Siegel reports that when he talked to drunks at other parks they told him they were instructed by NYPD officers to “Take it to Zuccotti.”
We should probably expect the same thing in other port cities where shipping is important, and probably a ‘revelation’ that many of the police are actually mafia crime family operatives. Chicago, Los Angeles, wherever.
NOTE 01 NOV 2011 B: There is a fix for the criminal problem: simply video and publish the criminal activities: post profusely. Get their faces and their customer’s faces in the videos. Video and post any threats against OWS people doing the recording. Publish publish publish! And the drug pushers will look for a more peaceful, inconspicuous, location to do their criminal activities. Same with homeless defecating on the street — publish it big time and demand police arrest them.

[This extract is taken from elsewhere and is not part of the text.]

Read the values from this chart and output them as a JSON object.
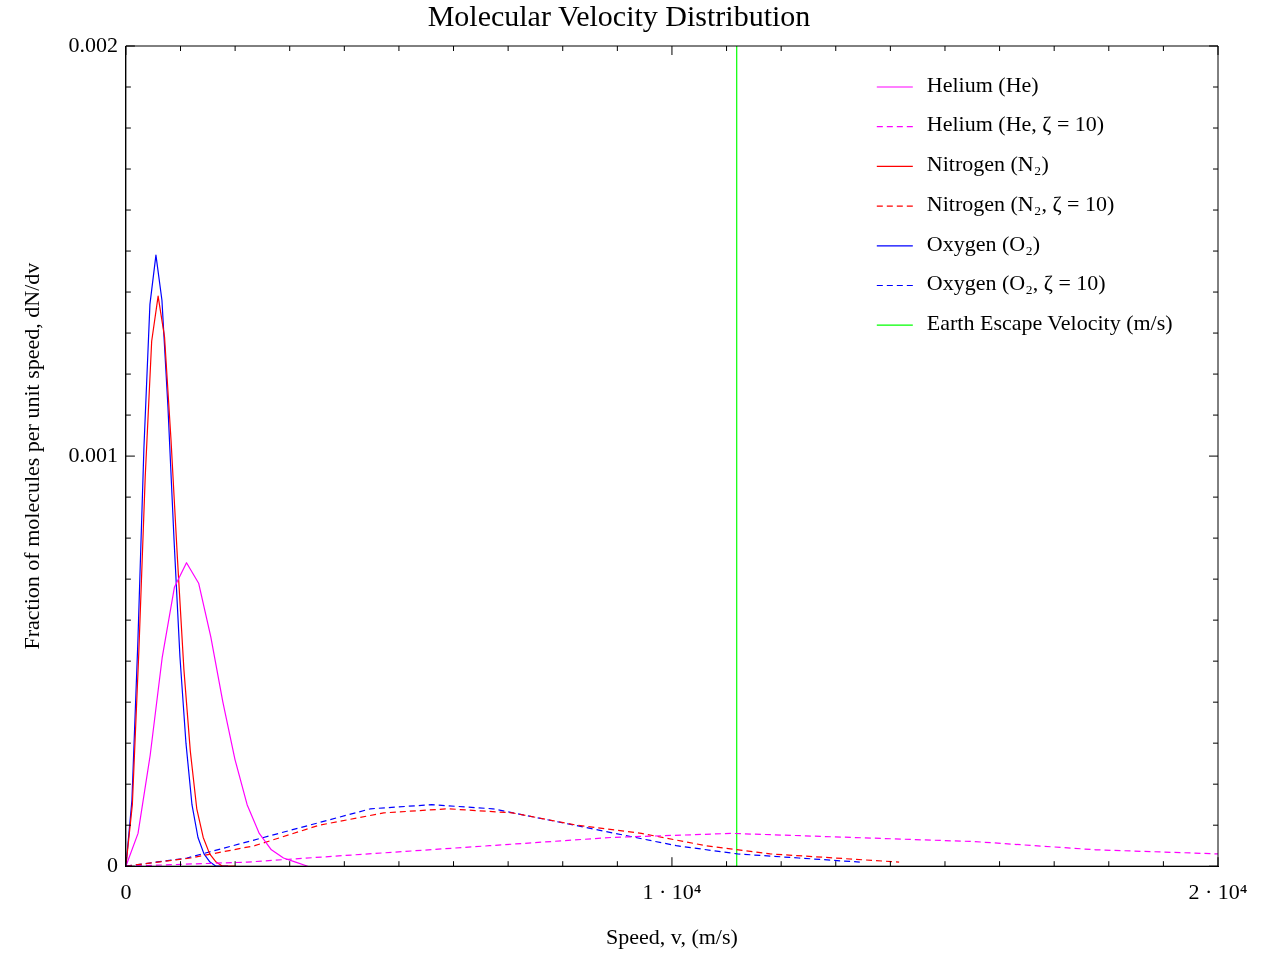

NOTE 11 NOV 2011: John Wayne once said “Life is hard. Harder if you’re stupid.” If government uses violence against a protest such as this they totally loose the support of the public. Shooting demonstrators was a terrible mistake. Harming an unarmed, non-violent veteran so badly that he will never speak again while being video recorded was even worse. now even neighboring law enforcement agencies are reluctant to send help to Oakland (for various reasons). The only way they could have done it worse would have been to execute some demonstrators. What were they thinking? Most likely, they weren’t thinking, they were reacting.

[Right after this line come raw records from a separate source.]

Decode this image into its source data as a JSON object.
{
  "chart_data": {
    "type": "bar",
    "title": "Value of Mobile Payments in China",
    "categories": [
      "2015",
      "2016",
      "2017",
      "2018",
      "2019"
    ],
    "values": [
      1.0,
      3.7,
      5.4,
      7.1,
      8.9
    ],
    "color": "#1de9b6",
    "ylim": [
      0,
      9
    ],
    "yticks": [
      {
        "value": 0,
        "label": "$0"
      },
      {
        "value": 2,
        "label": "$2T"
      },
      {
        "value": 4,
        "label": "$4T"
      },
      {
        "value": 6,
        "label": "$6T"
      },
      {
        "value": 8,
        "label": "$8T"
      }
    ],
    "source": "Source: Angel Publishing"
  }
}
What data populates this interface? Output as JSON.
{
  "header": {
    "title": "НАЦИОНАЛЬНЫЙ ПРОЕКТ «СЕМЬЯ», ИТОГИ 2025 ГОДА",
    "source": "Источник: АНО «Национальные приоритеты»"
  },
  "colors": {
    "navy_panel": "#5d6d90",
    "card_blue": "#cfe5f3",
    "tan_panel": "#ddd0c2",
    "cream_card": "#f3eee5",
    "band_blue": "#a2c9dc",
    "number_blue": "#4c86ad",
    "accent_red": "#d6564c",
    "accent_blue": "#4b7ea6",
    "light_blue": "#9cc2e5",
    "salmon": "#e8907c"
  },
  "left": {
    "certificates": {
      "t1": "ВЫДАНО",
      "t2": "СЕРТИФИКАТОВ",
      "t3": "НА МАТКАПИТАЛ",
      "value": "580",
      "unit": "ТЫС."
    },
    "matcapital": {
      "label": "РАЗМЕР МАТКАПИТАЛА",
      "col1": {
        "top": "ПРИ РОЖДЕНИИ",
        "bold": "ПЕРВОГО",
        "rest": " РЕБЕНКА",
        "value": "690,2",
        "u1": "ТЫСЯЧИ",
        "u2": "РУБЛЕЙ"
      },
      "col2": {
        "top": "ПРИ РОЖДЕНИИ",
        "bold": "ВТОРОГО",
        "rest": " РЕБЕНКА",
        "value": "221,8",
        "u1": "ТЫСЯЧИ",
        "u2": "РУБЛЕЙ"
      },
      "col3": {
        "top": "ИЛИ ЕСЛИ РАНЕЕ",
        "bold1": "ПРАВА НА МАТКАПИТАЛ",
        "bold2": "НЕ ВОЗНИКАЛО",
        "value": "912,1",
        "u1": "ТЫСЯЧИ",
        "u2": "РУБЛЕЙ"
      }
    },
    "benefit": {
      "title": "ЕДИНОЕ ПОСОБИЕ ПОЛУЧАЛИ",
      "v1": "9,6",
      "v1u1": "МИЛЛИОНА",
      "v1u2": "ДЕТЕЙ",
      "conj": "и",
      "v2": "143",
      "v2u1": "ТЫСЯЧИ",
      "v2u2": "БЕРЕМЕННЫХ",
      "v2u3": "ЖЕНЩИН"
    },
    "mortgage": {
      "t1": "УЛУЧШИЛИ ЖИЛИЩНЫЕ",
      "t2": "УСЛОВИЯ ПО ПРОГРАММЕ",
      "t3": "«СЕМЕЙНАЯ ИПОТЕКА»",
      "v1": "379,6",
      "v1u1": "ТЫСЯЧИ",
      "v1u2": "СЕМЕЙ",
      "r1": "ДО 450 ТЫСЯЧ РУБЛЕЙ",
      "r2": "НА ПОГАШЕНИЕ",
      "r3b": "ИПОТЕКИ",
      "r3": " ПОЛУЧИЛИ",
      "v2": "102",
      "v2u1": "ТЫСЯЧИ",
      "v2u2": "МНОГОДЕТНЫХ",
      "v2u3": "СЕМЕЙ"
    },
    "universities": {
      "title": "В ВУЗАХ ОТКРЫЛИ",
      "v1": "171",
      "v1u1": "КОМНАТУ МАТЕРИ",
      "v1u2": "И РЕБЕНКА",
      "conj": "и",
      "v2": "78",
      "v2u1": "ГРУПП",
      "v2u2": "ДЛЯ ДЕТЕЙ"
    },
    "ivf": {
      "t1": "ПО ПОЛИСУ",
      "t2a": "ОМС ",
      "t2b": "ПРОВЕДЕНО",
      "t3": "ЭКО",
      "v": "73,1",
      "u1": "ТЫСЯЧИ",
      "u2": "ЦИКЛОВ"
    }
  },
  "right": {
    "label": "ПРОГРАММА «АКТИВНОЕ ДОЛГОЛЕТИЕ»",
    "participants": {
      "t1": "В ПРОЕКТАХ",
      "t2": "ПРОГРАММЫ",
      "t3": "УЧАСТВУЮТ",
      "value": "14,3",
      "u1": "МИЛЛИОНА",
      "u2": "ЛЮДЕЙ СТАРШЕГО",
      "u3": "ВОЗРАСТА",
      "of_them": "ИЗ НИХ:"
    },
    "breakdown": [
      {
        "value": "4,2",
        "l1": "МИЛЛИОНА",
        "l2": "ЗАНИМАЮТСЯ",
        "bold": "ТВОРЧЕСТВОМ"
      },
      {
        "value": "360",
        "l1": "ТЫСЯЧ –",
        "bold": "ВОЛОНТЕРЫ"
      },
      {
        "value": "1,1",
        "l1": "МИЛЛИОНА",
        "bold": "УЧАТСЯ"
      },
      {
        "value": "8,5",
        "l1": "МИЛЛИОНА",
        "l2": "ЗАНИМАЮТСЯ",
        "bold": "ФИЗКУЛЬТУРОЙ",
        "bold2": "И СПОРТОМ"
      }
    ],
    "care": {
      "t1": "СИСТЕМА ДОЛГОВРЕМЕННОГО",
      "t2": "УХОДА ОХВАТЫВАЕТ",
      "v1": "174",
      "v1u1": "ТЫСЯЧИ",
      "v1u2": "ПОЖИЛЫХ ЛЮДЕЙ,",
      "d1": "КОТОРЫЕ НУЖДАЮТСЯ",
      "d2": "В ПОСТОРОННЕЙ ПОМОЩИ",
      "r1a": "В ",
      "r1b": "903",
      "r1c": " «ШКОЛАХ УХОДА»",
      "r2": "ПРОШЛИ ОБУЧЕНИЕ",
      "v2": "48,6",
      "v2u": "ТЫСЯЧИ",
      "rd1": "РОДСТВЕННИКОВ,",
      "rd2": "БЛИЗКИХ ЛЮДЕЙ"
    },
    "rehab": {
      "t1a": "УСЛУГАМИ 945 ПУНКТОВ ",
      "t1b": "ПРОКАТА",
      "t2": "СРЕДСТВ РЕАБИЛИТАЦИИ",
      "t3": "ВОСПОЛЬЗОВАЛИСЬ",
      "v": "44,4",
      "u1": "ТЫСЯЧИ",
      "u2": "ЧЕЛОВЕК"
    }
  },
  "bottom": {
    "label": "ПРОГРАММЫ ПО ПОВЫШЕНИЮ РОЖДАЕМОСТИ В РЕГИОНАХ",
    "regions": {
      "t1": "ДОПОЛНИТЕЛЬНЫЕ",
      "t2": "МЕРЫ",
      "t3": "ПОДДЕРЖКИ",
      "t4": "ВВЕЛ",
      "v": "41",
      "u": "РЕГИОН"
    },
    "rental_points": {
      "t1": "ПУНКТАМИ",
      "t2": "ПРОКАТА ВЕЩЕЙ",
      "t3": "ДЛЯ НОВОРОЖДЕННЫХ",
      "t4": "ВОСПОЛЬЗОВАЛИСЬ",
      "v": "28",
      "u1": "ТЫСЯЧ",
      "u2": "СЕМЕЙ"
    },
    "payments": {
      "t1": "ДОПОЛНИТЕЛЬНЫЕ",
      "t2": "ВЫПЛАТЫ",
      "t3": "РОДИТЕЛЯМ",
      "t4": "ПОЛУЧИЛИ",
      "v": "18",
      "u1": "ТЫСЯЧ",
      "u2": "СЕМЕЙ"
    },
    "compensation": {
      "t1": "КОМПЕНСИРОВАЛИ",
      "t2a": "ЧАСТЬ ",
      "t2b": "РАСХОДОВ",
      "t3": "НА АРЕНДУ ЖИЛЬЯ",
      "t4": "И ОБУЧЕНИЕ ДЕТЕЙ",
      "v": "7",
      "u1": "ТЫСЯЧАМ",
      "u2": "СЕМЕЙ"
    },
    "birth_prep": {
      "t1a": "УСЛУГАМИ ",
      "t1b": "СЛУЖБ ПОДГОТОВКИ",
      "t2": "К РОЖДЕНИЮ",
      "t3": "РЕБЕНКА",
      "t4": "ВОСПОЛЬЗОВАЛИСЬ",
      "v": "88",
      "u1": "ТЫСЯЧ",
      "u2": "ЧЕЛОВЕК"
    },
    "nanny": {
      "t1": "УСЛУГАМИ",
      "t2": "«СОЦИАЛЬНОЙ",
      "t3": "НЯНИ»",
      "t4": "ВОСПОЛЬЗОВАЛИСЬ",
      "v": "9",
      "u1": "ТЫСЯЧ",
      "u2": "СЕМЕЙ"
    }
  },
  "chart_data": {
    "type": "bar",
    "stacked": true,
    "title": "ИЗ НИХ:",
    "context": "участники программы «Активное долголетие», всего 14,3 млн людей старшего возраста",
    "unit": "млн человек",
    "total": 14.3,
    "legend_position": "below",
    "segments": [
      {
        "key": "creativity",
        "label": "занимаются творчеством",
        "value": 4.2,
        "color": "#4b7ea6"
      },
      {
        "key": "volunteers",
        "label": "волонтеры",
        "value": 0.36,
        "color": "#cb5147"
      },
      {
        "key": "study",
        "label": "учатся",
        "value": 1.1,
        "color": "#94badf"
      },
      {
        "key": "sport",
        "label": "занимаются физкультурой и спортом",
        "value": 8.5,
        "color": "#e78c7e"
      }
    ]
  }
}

http://www.baycitizen.org/occupy-movement/story/occupy-oakland-police/ “Television cameras captured officers firing what appeared to be flash-bang grenades and rubber bullets into the crowd. Iraq war veteran Scott Olsen suffered a fractured skull during the clashes. The incident, which is still under investigation, drew worldwide scrutiny of the Oakland Police Department’s tactics.
That has made other departments think twice about sending police to Oakland.
“We’re not authorizing people to do that kind of stuff. Not in our name,” said Maxwell Anderson, a Berkeley City Council member, during a Tuesday night City Council meeting about the mutual aid agreement.”